Meta-World (Yu et al., 2019) is a simulated benchmark featuring various manipulation tasks with a Sawyer robot arm. We present the video plans synthesized by our video diffusion model as well as robot execution videos as follows.





























iTHOR (Kolve et al., 2017) is a simulated benchmark for embodied common sense reasoning. We consider the object navigation tasks for evaluation, where an agent randomly initialized into a scene learns to navigate to an object of a given type (e.g., toaster, television). We present the video plans synthesized by our video diffusion model as well as robot navigation videos as follows.
































We aim to examine if our method can achieve cross-embodiment learning, e.g., leverage human demonstration videos to control robots to solve tasks. To this end, we learn a video diffusion model from only actionless human pushing videos from Visual Pusher (Schmeckpeper et al., 2021, Zakka et al., 2022) and then evaluate our method on simulated robot pushing tasks without any fine-tuning. We present the video plans synthesized by our video diffusion model as well as robot execution videos as follows.
We aim to examine if our method can tackle real-world robotics tasks. To this end, To this end, we train our video generation model on the Bridge dataset (Ebert et al., 2022), and perform evaluation on a real-world Franka Emika Panda tabletop manipulation environment. We present the video plans synthesized by our video diffusion model as well as robot execution videos as follows.






























While most tasks in the Bridge data were recorded in toy kitchens, we found that the video diffusion model trained on this dataset already can generalize to complex real-world kitchen scenarios, producing reasonable videos given RGB images and textual task descriptions. We present some examples of the synthesized videos below. Note that the videos are blurry since the original video resolution is low (48x64).
We compare our proposed first-frame conditioning strategy (cat_c) with the naive frame-wise concatenate strategy (cat_t). Our method (cat_c) consistently outperforms the frame-wise concatenating baseline (cat_t) when training on the Bridge dataset. Below we provide some qualitative examples of synthesized videos with 40k training steps.
This section investigates the possibility of accelerating the sampling process using Denoising Diffusion Implicit Models (DDIM; Song et al., 2021). To this end, instead of iterative denoising 100 steps, as reported in the main paper, we have experimented with different numbers of denoising steps (e.g., 25, 10, 5, 3) using DDIM. We found that we can generate high-fidelity videos with only 1/10 of the samplimg steps (10 steps) with DDIM, allowing for tackling running time-critical tasks. We present the synthesized videos with 25, 10, 5, 3 denoising steps as follows.

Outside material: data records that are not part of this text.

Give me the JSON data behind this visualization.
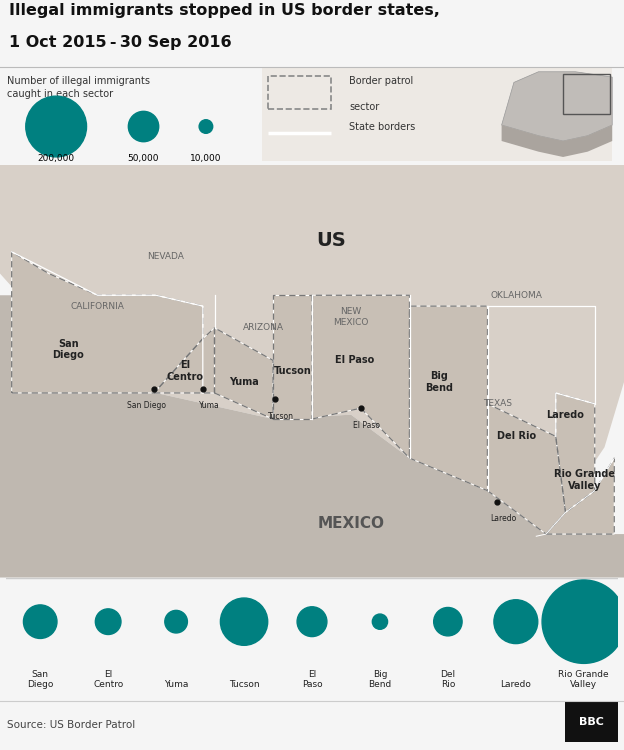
{
  "title_line1": "Illegal immigrants stopped in US border states,",
  "title_line2": "1 Oct 2015 - 30 Sep 2016",
  "legend_text": "Number of illegal immigrants\ncaught in each sector",
  "legend_sizes": [
    200000,
    50000,
    10000
  ],
  "legend_labels": [
    "200,000",
    "50,000",
    "10,000"
  ],
  "border_patrol_label": "Border patrol\nsector",
  "state_borders_label": "State borders",
  "source_text": "Source: US Border Patrol",
  "bbc_text": "BBC",
  "teal_color": "#008080",
  "fig_bg": "#f5f5f5",
  "map_ocean": "#c8c8c8",
  "sector_fill": "#c8bfb5",
  "us_bg": "#d8d0c8",
  "mexico_fill": "#bfb8b0",
  "sectors": [
    {
      "name": "San\nDiego",
      "value": 31891
    },
    {
      "name": "El\nCentro",
      "value": 18633
    },
    {
      "name": "Yuma",
      "value": 14458
    },
    {
      "name": "Tucson",
      "value": 63397
    },
    {
      "name": "El\nPaso",
      "value": 25193
    },
    {
      "name": "Big\nBend",
      "value": 6599
    },
    {
      "name": "Del\nRio",
      "value": 22874
    },
    {
      "name": "Laredo",
      "value": 54474
    },
    {
      "name": "Rio Grande\nValley",
      "value": 197221
    }
  ],
  "lon_min": -125,
  "lon_max": -93,
  "lat_min": 24,
  "lat_max": 43
}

In this section, we provide some qualitative examples of common failure modes of the most challenging tasks for BC baselines in our Meta-World setting. The tasks include shelf-place, basketball, and assembly, which requires the robot to grasp an object and move it to another position. The most common failure modes we observed for BC policies is that it often makes inaccurate grasps when it's still far away from the object and won't recover (retry for another grasp) after that. This failure mode persists in plain BC even when 50 demonstrations per view are provided. Different from BC, the Diffusion Policy makes contact with the object consistently and thus makes successful grasps more often than BC does. We also observed some re-grasp behaviors from the Diffusion Policy (see shelf-place and basketball tasks), which is not observed in BC. However, the Diffusion Policy can still fail to grasp the object because the object is small in the image and can slip due to inaccurate grasps.